In the context of economic development, the ability of a country to raise tax revenue is mainly determined by its tax system design and the efficiency of tax collection and management. From the perspective of taxation practices in various countries, designing the taxation system is reflected by the efficiency of tax collection and management. The relative size of a country's tax revenue collection and tax gap is closely related to the tax collection and management efficiency of the tax administration agencies.
A reasonable explanation for the introduction of value-added tax (VAT) by most developing countries in the world is to increase the taxpayer's compliance with tax payment through mutual supervision mechanism between taxpayers without increasing the cost imposed by the tax administration authorities. This consideration for the factors of taxation determines that developing countries can only adopt such tax system that is mainly based on turnover tax. From the perspective of taxation, due to restrictions on the level of taxation in developing countries, tax revenues are relatively raised higher through indirect taxes that focus on taxes such as value-added tax and consumption tax, while direct taxes represented by income tax and property tax are included in the total tax revenue.
An important way to look at tax gap is to examine the size of tax gap in a country by analysing the size of the underground economy and its influencing factors. The size of the underground economy is directly related to the institutional infrastructure. The institutional infrastructure of a country mainly includes government regulations, establishment and implementation of laws, the degree of judicial independence, the size of effective tax rates, the effective provision of public goods or services, and the effective protection of property rights. It is generally believed that the higher the level of government regulation, the greater the size of its underground economy and the greater the tax gap. When government over-regulation occurs, an alternative relationship exists between the size of the underground economy and the size of the official economy.
It is believed that higher tax rates can raise higher tax revenues, and the government can provide higher levels of public services accordingly, thereby attracting more companies and individuals out of the underground economy, resulting in a healthy balance of "high tax rates, high taxes, high public services, and small-scale underground economy". On the other hand, low-tax countries, because they do not have enough income to provide high levels of public services, form a vicious balance of "low tax rates, low taxes, low public services, and high-scale underground economy." In the first scenario of healthy balance, the tax gap is relatively small; in the second vicious equilibrium, tax gap is relatively large.

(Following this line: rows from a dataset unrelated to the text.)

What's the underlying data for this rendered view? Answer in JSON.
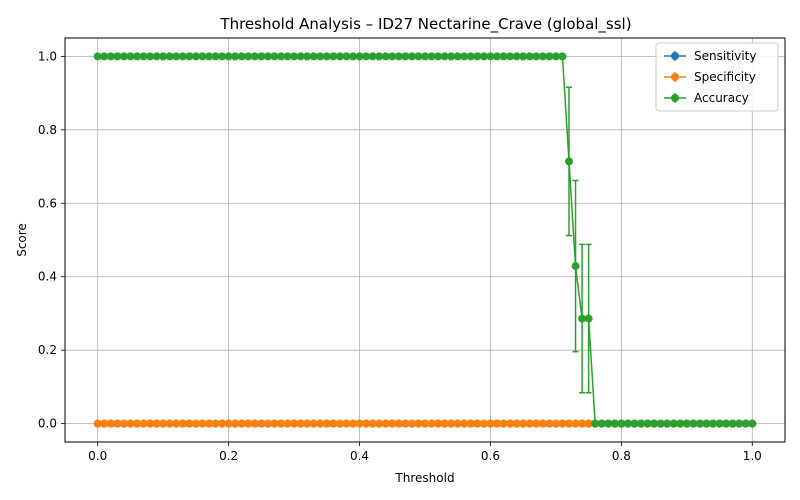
{
  "chart_data": {
    "type": "line",
    "title": "Threshold Analysis – ID27 Nectarine_Crave (global_ssl)",
    "xlabel": "Threshold",
    "ylabel": "Score",
    "xlim": [
      -0.05,
      1.05
    ],
    "ylim": [
      -0.05,
      1.05
    ],
    "xticks": [
      "0.0",
      "0.2",
      "0.4",
      "0.6",
      "0.8",
      "1.0"
    ],
    "yticks": [
      "0.0",
      "0.2",
      "0.4",
      "0.6",
      "0.8",
      "1.0"
    ],
    "grid": true,
    "legend_position": "top-right",
    "x": {
      "start": 0,
      "end": 1,
      "count": 101
    },
    "series": [
      {
        "name": "Sensitivity",
        "color": "#1f77b4",
        "values": {
          "default": 0,
          "overrides": {}
        },
        "errors": {}
      },
      {
        "name": "Specificity",
        "color": "#ff7f0e",
        "values": {
          "default": 0,
          "overrides": {}
        },
        "errors": {}
      },
      {
        "name": "Accuracy",
        "color": "#2ca02c",
        "values": {
          "default": 0,
          "upto": {
            "index": 71,
            "value": 1
          },
          "overrides": {
            "72": 0.714,
            "73": 0.429,
            "74": 0.286,
            "75": 0.286
          }
        },
        "errors": {
          "72": 0.202,
          "73": 0.233,
          "74": 0.202,
          "75": 0.202
        }
      }
    ]
  }
}
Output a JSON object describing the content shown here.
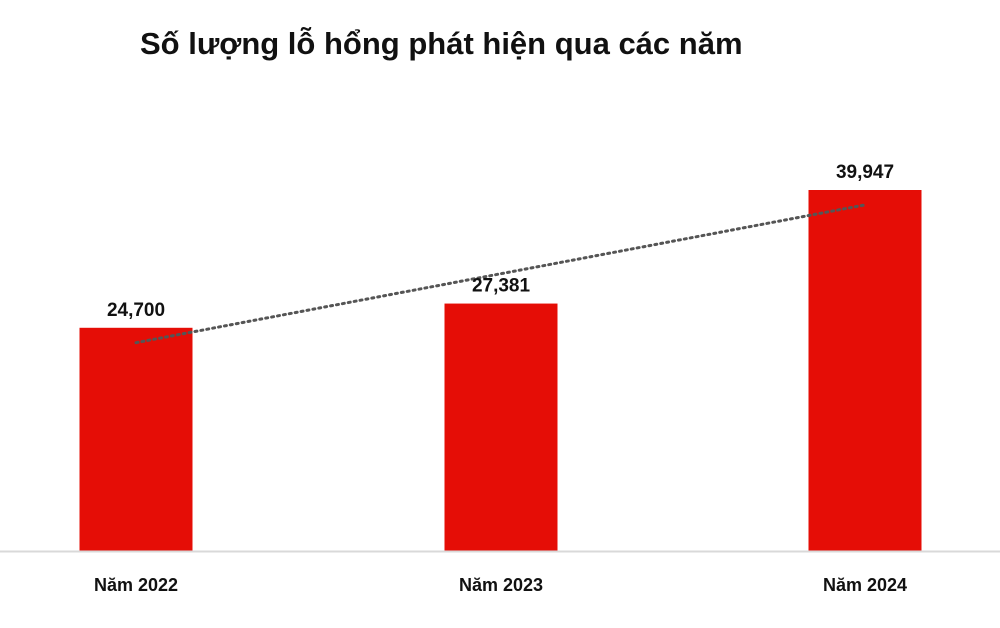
{
  "colors": {
    "bar": "#e50d06",
    "trendline": "#555555",
    "axis": "#d9d9d9",
    "text": "#111111"
  },
  "chart_data": {
    "type": "bar",
    "title": "Số lượng lỗ hổng phát hiện qua các năm",
    "categories": [
      "Năm 2022",
      "Năm 2023",
      "Năm 2024"
    ],
    "values": [
      24700,
      27381,
      39947
    ],
    "value_labels": [
      "24,700",
      "27,381",
      "39,947"
    ],
    "trendline": "linear, dotted",
    "grid": false,
    "legend": "none"
  }
}
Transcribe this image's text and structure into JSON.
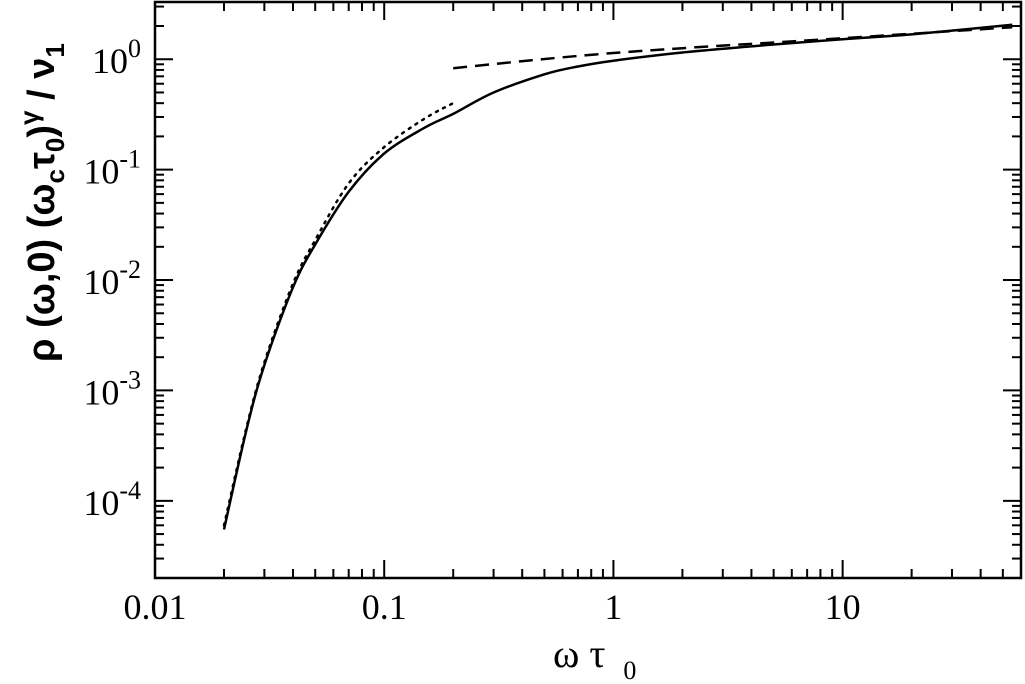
{
  "chart_data": {
    "type": "line",
    "title": "",
    "x_axis": {
      "label_main": "ω τ",
      "label_sub": "0",
      "scale": "log",
      "range": [
        0.01,
        60
      ],
      "ticks": [
        {
          "value": 0.01,
          "label": "0.01"
        },
        {
          "value": 0.1,
          "label": "0.1"
        },
        {
          "value": 1,
          "label": "1"
        },
        {
          "value": 10,
          "label": "10"
        }
      ]
    },
    "y_axis": {
      "label_parts": [
        "ρ (ω,0) (ω",
        "c",
        "τ",
        "0",
        ")",
        "γ",
        " / ν",
        "1"
      ],
      "scale": "log",
      "range": [
        2e-05,
        3.3
      ],
      "ticks": [
        {
          "value": 0.0001,
          "base": "10",
          "exp": "-4"
        },
        {
          "value": 0.001,
          "base": "10",
          "exp": "-3"
        },
        {
          "value": 0.01,
          "base": "10",
          "exp": "-2"
        },
        {
          "value": 0.1,
          "base": "10",
          "exp": "-1"
        },
        {
          "value": 1,
          "base": "10",
          "exp": "0"
        }
      ]
    },
    "grid": false,
    "legend": "none",
    "series": [
      {
        "style": "solid",
        "x": [
          0.02,
          0.025,
          0.03,
          0.04,
          0.05,
          0.07,
          0.1,
          0.15,
          0.2,
          0.3,
          0.5,
          0.7,
          1,
          2,
          5,
          10,
          20,
          55
        ],
        "y": [
          5.5e-05,
          0.00043,
          0.0017,
          0.0086,
          0.021,
          0.063,
          0.14,
          0.24,
          0.32,
          0.5,
          0.73,
          0.86,
          0.97,
          1.15,
          1.36,
          1.52,
          1.68,
          2.05
        ]
      },
      {
        "style": "dotted",
        "x": [
          0.02,
          0.025,
          0.03,
          0.04,
          0.05,
          0.07,
          0.1,
          0.15,
          0.2
        ],
        "y": [
          6e-05,
          0.00045,
          0.0018,
          0.0093,
          0.023,
          0.075,
          0.16,
          0.29,
          0.4
        ]
      },
      {
        "style": "dashed",
        "x": [
          0.2,
          1,
          10,
          55
        ],
        "y": [
          0.83,
          1.14,
          1.55,
          1.95
        ]
      }
    ]
  }
}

Attempting to draw administrable rules defining economically meaningful lines on interest credited to accounts but not drawn on, zero coupon bonds, stock appreciation from undistributed profits, inflationary tendencies, profits from insider trading, gains from speculation in land, profits or losses on speculative ventures and so on is a Herculean task. Taxpayers' techies can then get busy ferreting out shortcuts through the resulting labyrinth to the detriment of national revenue and also economic efficiency.
It has been a regular phenomenon that any increase in disposable income resulting from lower capital gains taxation is likely to accrue to individuals with a high propensity to save. If the proposal is advanced on a revenue-neutral basis, the replacement revenues are likely to have a greater impact on consumption demand, so that the net overall effect of making concessions to capital gains may be to reduce demand, sales, and investment in productive facilities. The main driving force behind the proposals may well be a pretext for providing windfalls to persons who can contribute to campaign funds as well as added commissions for brokers or revenue managers.
Some have argued for reduction in capital gains rates rather than full exemption, pointing to surges in revenue from the "fire sale" spate of realisations to take advantage of the new and possibly short-lived tax bargains. If this is done on a current-revenue-neutral basis, there may be some one-time stimulus to the economy and to investment, resulting from what would be an increase in the effective deficit as viewed from a longer term perspective, but this will be small, temporary, and counterproductive in the long run.
A far more effective measure would be to reduce or eliminate the corporate income tax, which is, in effect, a tax above the market, constituting an additional hurdle that prospective equity-financed investments must face, in contrast to the below-or-after-market impact of capital gain concessions. In addition to this double-whammy impact on the economy (whereby the tax both abstracts from disposable income and also discourages investment), the tax has numerous defects in distorting investment allocation, encouraging thin equity financing with consequent increased incidence of bankruptcies, and complicating tax laws. Unfortunately, any such elimination is likely to be opposed not only by those making a living from the complexities but by many who variously believe firmly that its burden falls on someone other than themselves. Actually in most plausible scenarios, the chief burden will be on wage-earners. If considered as a substitute for other taxes on a revenue-neutral basis, it would increase current unemployment. If current employment is assumed to be maintained by an appropriate fiscal policy, future labour productivity and wages will be depressed by labour having less capital to work with.